Interacitheorie van Ullman:
Complementatity; Goederenstromen ontstaan wanneer tussen 2 plaatsen een systeem van vraag en aanbod bestaat. Er ontstaat vervoer van producten van Israël naar Rotterdam als daar vraag is naar sinasappels, Israël kan aan deze vraag voldoen. (complementariteit)
Transferibility; ten 2e moet de afstand tussen de punten van vraag en aanbod tegen een redelijke plaats en met weinig moeite overbrugd kunnen worden. (verplaatsbaarheid)
Intervening oppertunities; als laatste mag dit systeem van vraag en aanbod niet worden verstoord door tussen liggende mogelijkheden die een alternatief kunnen bieden.
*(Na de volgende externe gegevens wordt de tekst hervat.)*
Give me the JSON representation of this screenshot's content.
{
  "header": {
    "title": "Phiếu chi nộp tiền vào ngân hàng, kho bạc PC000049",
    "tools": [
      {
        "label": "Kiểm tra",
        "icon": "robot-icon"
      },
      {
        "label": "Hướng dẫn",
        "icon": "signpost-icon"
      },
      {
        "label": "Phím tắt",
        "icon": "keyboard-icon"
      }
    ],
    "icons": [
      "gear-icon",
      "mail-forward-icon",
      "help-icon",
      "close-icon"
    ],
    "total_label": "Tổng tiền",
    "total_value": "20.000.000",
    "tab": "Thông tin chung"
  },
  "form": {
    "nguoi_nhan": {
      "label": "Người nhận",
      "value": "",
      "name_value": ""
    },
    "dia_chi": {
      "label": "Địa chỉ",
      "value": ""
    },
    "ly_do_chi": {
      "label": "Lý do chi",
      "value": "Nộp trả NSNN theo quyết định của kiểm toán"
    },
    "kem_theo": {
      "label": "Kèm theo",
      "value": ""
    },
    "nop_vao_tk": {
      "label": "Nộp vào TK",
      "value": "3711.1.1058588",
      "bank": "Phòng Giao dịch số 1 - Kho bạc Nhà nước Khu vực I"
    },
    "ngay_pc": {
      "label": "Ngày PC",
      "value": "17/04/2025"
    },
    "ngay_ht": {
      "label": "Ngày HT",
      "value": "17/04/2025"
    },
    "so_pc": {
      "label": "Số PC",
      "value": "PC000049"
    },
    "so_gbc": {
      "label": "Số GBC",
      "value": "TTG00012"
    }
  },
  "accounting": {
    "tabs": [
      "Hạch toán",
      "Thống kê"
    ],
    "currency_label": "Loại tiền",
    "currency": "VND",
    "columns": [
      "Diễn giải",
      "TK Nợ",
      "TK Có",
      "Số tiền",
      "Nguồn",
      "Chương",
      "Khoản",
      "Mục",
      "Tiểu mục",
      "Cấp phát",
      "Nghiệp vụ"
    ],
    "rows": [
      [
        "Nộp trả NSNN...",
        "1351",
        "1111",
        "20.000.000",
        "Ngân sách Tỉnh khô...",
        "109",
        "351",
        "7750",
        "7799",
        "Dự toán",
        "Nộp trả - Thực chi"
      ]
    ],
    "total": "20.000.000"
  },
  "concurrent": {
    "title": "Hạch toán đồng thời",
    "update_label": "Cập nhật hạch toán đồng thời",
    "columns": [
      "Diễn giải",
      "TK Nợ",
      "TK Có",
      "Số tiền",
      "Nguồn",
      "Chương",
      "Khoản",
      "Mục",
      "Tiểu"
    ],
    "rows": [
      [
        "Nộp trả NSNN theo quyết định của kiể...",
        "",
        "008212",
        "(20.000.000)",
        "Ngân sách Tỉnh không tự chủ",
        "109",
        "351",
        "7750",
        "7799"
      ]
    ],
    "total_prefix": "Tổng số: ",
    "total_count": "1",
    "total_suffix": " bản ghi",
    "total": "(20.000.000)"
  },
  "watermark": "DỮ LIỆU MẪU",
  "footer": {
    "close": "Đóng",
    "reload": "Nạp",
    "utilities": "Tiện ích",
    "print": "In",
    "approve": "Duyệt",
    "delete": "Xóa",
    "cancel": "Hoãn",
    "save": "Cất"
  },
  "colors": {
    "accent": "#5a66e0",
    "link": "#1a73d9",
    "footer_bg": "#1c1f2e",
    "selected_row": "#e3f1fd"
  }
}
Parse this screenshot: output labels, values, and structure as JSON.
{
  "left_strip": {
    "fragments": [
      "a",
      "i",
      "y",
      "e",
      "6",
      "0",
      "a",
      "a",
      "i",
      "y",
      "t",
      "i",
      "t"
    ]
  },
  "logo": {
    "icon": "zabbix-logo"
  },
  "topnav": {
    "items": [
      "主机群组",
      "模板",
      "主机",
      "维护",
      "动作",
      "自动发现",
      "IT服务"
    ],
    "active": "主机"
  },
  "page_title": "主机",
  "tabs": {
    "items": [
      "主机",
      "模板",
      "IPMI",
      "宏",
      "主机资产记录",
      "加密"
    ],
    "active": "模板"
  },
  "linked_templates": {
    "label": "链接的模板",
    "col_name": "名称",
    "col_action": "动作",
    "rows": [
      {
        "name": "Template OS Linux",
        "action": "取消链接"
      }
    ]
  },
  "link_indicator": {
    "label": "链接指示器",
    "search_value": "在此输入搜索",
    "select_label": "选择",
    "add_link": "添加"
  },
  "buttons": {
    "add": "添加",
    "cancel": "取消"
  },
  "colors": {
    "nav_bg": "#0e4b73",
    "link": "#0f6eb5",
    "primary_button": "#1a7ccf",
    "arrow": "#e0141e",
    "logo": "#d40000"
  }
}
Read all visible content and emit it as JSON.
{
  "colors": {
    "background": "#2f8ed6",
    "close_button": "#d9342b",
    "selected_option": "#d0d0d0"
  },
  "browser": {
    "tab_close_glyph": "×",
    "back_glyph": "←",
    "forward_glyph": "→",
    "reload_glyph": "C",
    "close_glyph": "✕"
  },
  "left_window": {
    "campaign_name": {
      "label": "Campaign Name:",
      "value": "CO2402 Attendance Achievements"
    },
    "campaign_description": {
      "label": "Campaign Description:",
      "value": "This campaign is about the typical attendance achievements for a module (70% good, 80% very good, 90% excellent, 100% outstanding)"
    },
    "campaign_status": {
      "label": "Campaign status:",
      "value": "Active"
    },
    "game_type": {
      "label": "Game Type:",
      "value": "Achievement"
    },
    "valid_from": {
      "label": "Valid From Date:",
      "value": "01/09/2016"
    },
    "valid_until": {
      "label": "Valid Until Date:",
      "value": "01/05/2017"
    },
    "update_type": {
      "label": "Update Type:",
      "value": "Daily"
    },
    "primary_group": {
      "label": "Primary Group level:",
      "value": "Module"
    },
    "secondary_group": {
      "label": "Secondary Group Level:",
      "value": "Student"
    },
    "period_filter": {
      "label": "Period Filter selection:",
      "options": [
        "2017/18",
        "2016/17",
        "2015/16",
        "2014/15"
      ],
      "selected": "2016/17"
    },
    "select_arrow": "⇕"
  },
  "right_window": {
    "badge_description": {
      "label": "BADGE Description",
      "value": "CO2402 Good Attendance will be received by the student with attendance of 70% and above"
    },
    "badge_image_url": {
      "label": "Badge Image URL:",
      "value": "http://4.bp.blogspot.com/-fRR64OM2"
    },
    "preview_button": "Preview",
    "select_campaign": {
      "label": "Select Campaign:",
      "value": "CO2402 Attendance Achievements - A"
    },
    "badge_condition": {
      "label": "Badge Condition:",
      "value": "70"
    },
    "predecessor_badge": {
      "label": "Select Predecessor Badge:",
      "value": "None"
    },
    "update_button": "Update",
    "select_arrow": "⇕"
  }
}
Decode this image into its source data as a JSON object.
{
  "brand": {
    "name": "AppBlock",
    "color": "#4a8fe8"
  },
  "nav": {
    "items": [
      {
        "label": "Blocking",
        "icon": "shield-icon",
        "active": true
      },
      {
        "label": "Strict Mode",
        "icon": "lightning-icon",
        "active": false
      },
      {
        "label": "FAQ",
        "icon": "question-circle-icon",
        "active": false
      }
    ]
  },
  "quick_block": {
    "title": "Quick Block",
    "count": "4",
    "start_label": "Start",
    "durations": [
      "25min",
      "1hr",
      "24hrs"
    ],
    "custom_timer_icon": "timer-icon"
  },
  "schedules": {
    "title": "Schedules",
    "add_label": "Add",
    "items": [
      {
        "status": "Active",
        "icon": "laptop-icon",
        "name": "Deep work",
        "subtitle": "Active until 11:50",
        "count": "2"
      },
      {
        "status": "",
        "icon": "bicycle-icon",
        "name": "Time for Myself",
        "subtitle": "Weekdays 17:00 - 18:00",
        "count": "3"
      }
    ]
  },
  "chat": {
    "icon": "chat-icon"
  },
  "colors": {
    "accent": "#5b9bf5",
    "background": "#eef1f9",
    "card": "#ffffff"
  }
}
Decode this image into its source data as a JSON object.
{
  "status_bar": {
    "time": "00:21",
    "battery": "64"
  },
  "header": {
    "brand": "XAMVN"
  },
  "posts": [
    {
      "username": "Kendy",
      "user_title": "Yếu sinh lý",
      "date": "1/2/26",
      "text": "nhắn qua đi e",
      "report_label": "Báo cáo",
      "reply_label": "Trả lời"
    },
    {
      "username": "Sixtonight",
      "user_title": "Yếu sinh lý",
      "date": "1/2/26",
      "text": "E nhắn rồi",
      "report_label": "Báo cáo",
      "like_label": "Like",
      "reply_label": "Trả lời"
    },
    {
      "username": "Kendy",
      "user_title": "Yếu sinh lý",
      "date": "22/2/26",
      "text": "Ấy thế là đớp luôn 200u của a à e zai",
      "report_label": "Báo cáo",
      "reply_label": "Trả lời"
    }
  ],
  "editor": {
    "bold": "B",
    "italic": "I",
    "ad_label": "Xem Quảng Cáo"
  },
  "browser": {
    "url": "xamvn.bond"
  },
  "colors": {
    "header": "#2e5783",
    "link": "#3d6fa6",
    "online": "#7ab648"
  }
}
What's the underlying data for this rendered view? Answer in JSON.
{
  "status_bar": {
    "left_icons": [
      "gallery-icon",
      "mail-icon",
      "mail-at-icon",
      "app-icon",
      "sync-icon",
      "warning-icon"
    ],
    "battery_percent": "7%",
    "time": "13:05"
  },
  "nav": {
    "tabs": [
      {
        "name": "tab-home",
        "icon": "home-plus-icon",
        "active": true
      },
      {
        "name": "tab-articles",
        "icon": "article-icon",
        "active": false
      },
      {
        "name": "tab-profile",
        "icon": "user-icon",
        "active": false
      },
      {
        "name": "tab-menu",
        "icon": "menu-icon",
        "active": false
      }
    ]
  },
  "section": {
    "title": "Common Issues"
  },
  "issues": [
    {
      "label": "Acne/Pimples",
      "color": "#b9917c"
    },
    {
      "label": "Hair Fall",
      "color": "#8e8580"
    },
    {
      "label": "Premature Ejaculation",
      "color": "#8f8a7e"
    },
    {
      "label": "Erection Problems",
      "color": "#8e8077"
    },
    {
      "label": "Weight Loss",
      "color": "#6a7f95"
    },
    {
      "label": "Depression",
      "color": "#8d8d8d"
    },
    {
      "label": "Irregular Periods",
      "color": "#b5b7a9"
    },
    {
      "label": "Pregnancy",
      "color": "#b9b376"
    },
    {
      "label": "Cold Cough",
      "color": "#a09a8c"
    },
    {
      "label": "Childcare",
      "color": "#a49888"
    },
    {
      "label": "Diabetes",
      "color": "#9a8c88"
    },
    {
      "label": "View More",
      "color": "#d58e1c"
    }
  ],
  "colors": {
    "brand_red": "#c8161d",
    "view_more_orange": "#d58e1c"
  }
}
H2: Migratie & Mobiliteit in een welvarend land: Nederland

Tot WO2 bestond de binnenlandse migratie voornamelijk uit urbanisatie, te verklaren met de push-en-pulltheorie. Aan het eind van de 19e eeuw ontstond de agrarische crisis, omdat de VS goedkoop graan exporteerde moest het platteland reorganiseren waardoor velen werkeloos werden. Mensen trokken dus naar de stad om werk te vinden, ook was vanaf 1870 de Industriële Revolutie in Nederland actief. Deze was redelijk verspreid over het land, maar het accent lag echter rond de grote steden Amsterdam, Rotterdam en Utrecht. Deze ontwikkelden veel industrie, Limburg had de kolenmijnen en Twente/Noord Brabant de textiel. Groningen voornamelijk agrarische industrie en scheepsbouw. Na 1920 ging de economie achteruit en in ’30 was in de steden dankzij de economische crisis de pullfactor ‘arbeid’ amper aanwezig.
Vanaf 1945 tot 1960 is de migratie vooral gericht op de randstad omdat er veel vraag is naar arbeidskrachten voor de industrie. Alleen vanuit Twente, Noord-Brabant en Zuid-Limburg ontstond er geen interregionale migratiestroom omdat de industrie zich hier voerspoedig ontwikkelde.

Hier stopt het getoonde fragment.